Ever notice how Bill O’Reilly speaks to his guests?
He is patronizing and sarcastic. There is yelling and interrupting.
There is rarely, if ever, a thoughtful discussion on his show.
A good conversation considers all perspectives.
In a meaningful conversation, there is room for doubt and for questions.
People think that if they are resolute, and extreme, they will be heard. They believe their steadfastness will effectively persuade others.
But I find the opposite to be true.
I get bored when people are unwilling to rumble with a variety of thoughts and ideas.
"Extremism is so easy. You’ve got your position, and that’s it. It doesn’t take much thought.” - Clint Eastwood
Curiosity is so much more interesting.
But so many of us see a lack of absolute conviction as weakness.
It is actually an opportunity for growth.
The problem is so many of us need to be right — in our marriages, with our children and in political dialogues. When we are focused and committed to being right, it inspires others (who also need to be right) to prove us wrong.
As so the battle of extreme remarks, in an effort to dominate, control and monopolize, begins.

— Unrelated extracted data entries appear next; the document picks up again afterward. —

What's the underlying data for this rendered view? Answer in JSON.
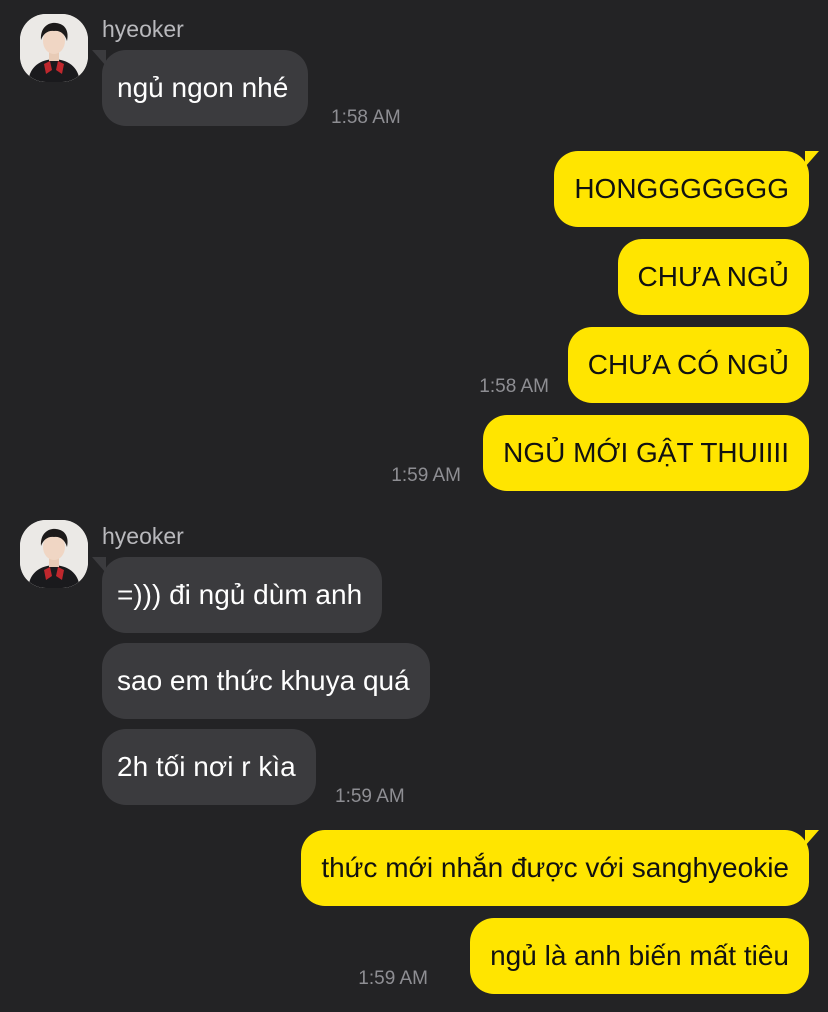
{
  "theme": {
    "background": "#232325",
    "incoming_bubble": "#3b3b3e",
    "outgoing_bubble": "#ffe500",
    "timestamp_color": "#8e8e93"
  },
  "groups": [
    {
      "sender": "hyeoker",
      "avatar_icon": "profile-photo-icon",
      "messages": [
        "ngủ ngon nhé"
      ],
      "time": "1:58 AM"
    },
    {
      "direction": "outgoing",
      "messages": [
        "HONGGGGGGG",
        "CHƯA NGỦ",
        "CHƯA CÓ NGỦ"
      ],
      "time": "1:58 AM"
    },
    {
      "direction": "outgoing",
      "messages": [
        "NGỦ MỚI GẬT THUIIII"
      ],
      "time": "1:59 AM"
    },
    {
      "sender": "hyeoker",
      "avatar_icon": "profile-photo-icon",
      "messages": [
        "=))) đi ngủ dùm anh",
        "sao em thức khuya quá",
        "2h tối nơi r kìa"
      ],
      "time": "1:59 AM"
    },
    {
      "direction": "outgoing",
      "messages": [
        "thức mới nhắn được với sanghyeokie",
        "ngủ là anh biến mất tiêu"
      ],
      "time": "1:59 AM"
    }
  ]
}
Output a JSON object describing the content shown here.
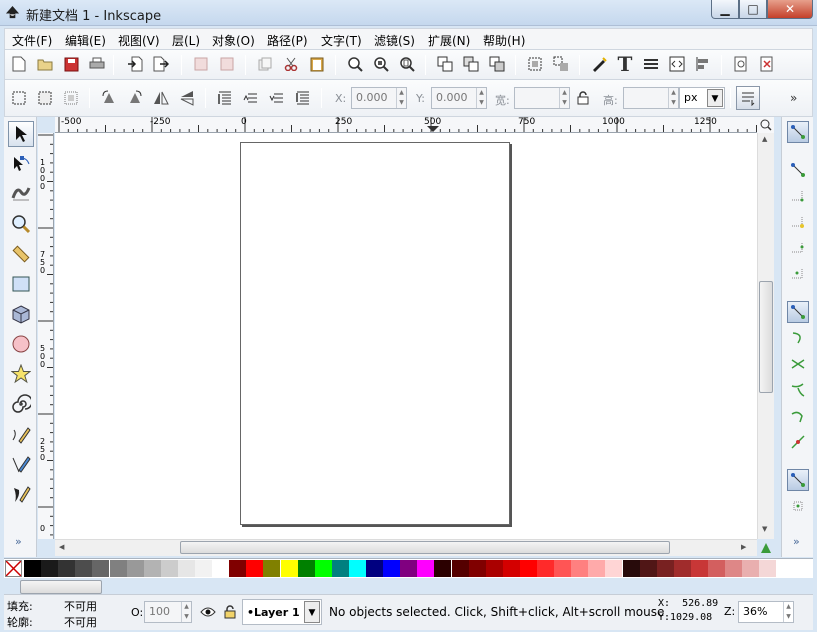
{
  "window": {
    "title": "新建文档 1 - Inkscape",
    "min_glyph": "▁",
    "max_glyph": "□",
    "close_glyph": "✕"
  },
  "menu": [
    "文件(F)",
    "编辑(E)",
    "视图(V)",
    "层(L)",
    "对象(O)",
    "路径(P)",
    "文字(T)",
    "滤镜(S)",
    "扩展(N)",
    "帮助(H)"
  ],
  "toolbar2": {
    "x_label": "X:",
    "x_value": "0.000",
    "y_label": "Y:",
    "y_value": "0.000",
    "w_label": "宽:",
    "w_value": "",
    "h_label": "高:",
    "h_value": "",
    "unit": "px",
    "overflow": "»"
  },
  "ruler": {
    "h_ticks": [
      "-500",
      "-250",
      "0",
      "250",
      "500",
      "750",
      "1000",
      "1250"
    ],
    "v_labels": [
      "1000",
      "750",
      "500",
      "250",
      "0"
    ]
  },
  "palette": {
    "colors": [
      "#000000",
      "#1a1a1a",
      "#333333",
      "#4d4d4d",
      "#666666",
      "#808080",
      "#999999",
      "#b3b3b3",
      "#cccccc",
      "#e6e6e6",
      "#f2f2f2",
      "#ffffff",
      "#800000",
      "#ff0000",
      "#808000",
      "#ffff00",
      "#008000",
      "#00ff00",
      "#008080",
      "#00ffff",
      "#000080",
      "#0000ff",
      "#800080",
      "#ff00ff",
      "#2b0000",
      "#550000",
      "#800000",
      "#aa0000",
      "#d40000",
      "#ff0000",
      "#ff2a2a",
      "#ff5555",
      "#ff8080",
      "#ffaaaa",
      "#ffd5d5",
      "#280b0b",
      "#501616",
      "#782121",
      "#a02c2c",
      "#c83737",
      "#d35f5f",
      "#de8787",
      "#e9afaf",
      "#f4d7d7"
    ]
  },
  "status": {
    "fill_label": "填充:",
    "fill_value": "不可用",
    "stroke_label": "轮廓:",
    "stroke_value": "不可用",
    "opacity_label": "O:",
    "opacity_value": "100",
    "layer": "•Layer 1",
    "message": "No objects selected. Click, Shift+click, Alt+scroll mouse",
    "x_coord": "X:  526.89",
    "y_coord": "Y:1029.08",
    "zoom_label": "Z:",
    "zoom_value": "36%"
  },
  "toolbox_overflow": "»",
  "snap_overflow": "»"
}
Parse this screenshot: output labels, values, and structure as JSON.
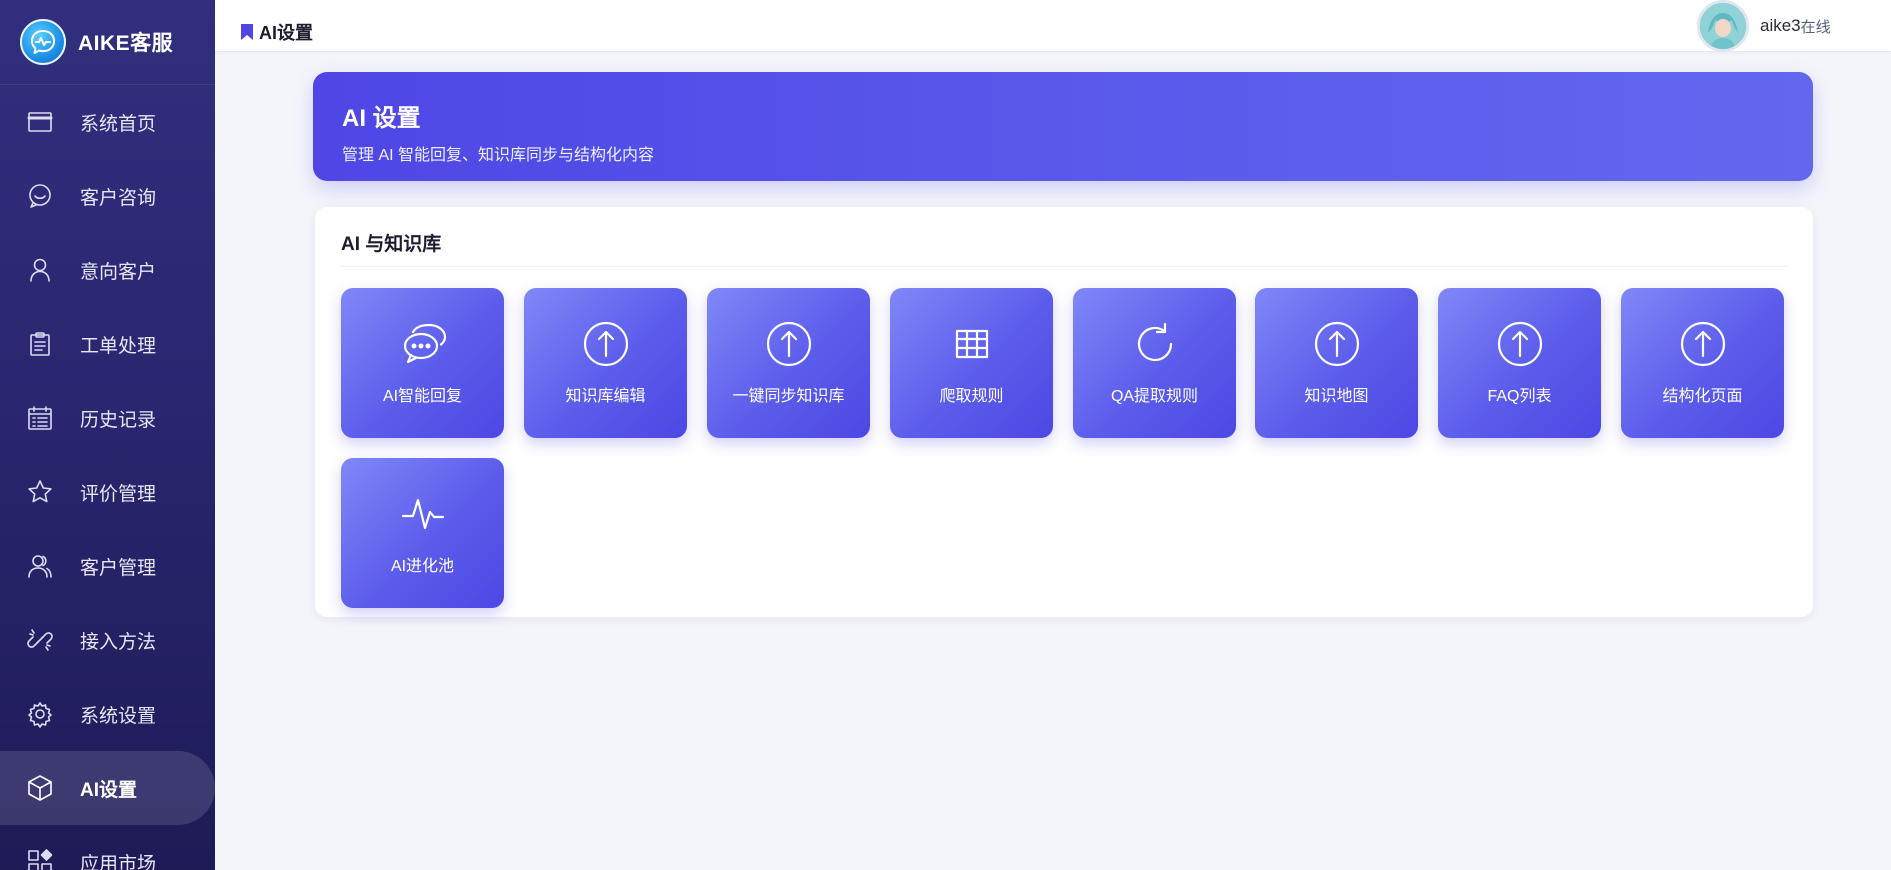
{
  "brand": {
    "name": "AIKE客服"
  },
  "sidebar": {
    "items": [
      {
        "label": "系统首页",
        "icon": "home-window-icon"
      },
      {
        "label": "客户咨询",
        "icon": "chat-smile-icon"
      },
      {
        "label": "意向客户",
        "icon": "user-icon"
      },
      {
        "label": "工单处理",
        "icon": "clipboard-icon"
      },
      {
        "label": "历史记录",
        "icon": "calendar-list-icon"
      },
      {
        "label": "评价管理",
        "icon": "star-icon"
      },
      {
        "label": "客户管理",
        "icon": "users-icon"
      },
      {
        "label": "接入方法",
        "icon": "link-icon"
      },
      {
        "label": "系统设置",
        "icon": "gear-icon"
      },
      {
        "label": "AI设置",
        "icon": "cube-icon",
        "active": true
      },
      {
        "label": "应用市场",
        "icon": "apps-grid-icon"
      }
    ]
  },
  "header": {
    "breadcrumb": "AI设置",
    "user": {
      "name": "aike3",
      "status": "在线"
    }
  },
  "banner": {
    "title": "AI 设置",
    "subtitle": "管理 AI 智能回复、知识库同步与结构化内容"
  },
  "card": {
    "title": "AI 与知识库",
    "tiles": [
      {
        "label": "AI智能回复",
        "icon": "chat-bubbles-icon"
      },
      {
        "label": "知识库编辑",
        "icon": "upload-circle-icon"
      },
      {
        "label": "一键同步知识库",
        "icon": "upload-circle-icon"
      },
      {
        "label": "爬取规则",
        "icon": "table-grid-icon"
      },
      {
        "label": "QA提取规则",
        "icon": "refresh-icon"
      },
      {
        "label": "知识地图",
        "icon": "upload-circle-icon"
      },
      {
        "label": "FAQ列表",
        "icon": "upload-circle-icon"
      },
      {
        "label": "结构化页面",
        "icon": "upload-circle-icon"
      },
      {
        "label": "AI进化池",
        "icon": "pulse-icon"
      }
    ]
  },
  "colors": {
    "accent": "#4f46e5",
    "sidebar": "#2a2670",
    "background": "#f4f5fb"
  }
}
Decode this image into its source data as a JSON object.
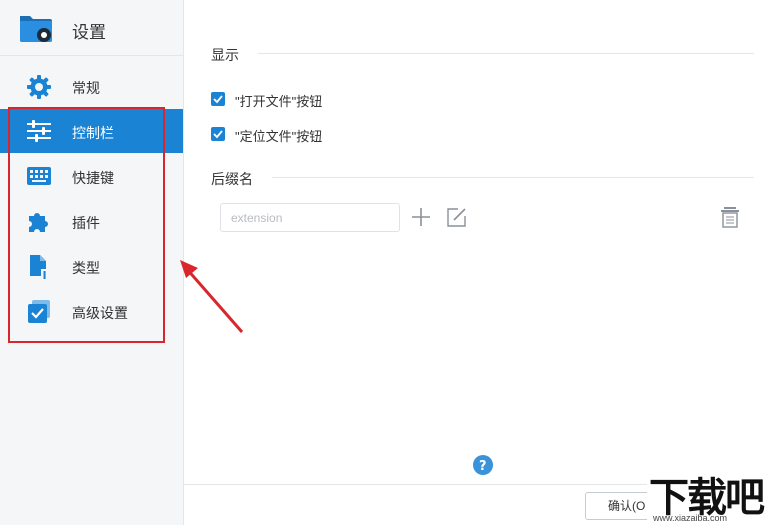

One of my favorite From The Core blog comments to date:
“Love how you approach controversial topics and somehow diffuse some of the heat… thank you!”
That comment means so much to me because my goal is to open up the conversation.
On any topic!
And “the heat” is distracting.
I look to represent all sides. It’s a deliberate decision to be inclusive.
So what are the best ways to have a meaningful conversation?
1. Listen - people can tell when you care only about your own ideas.
2. Ask Questions - it shows engagement and interest.
3. Authentically Relate - people open up when they feel a genuine connection.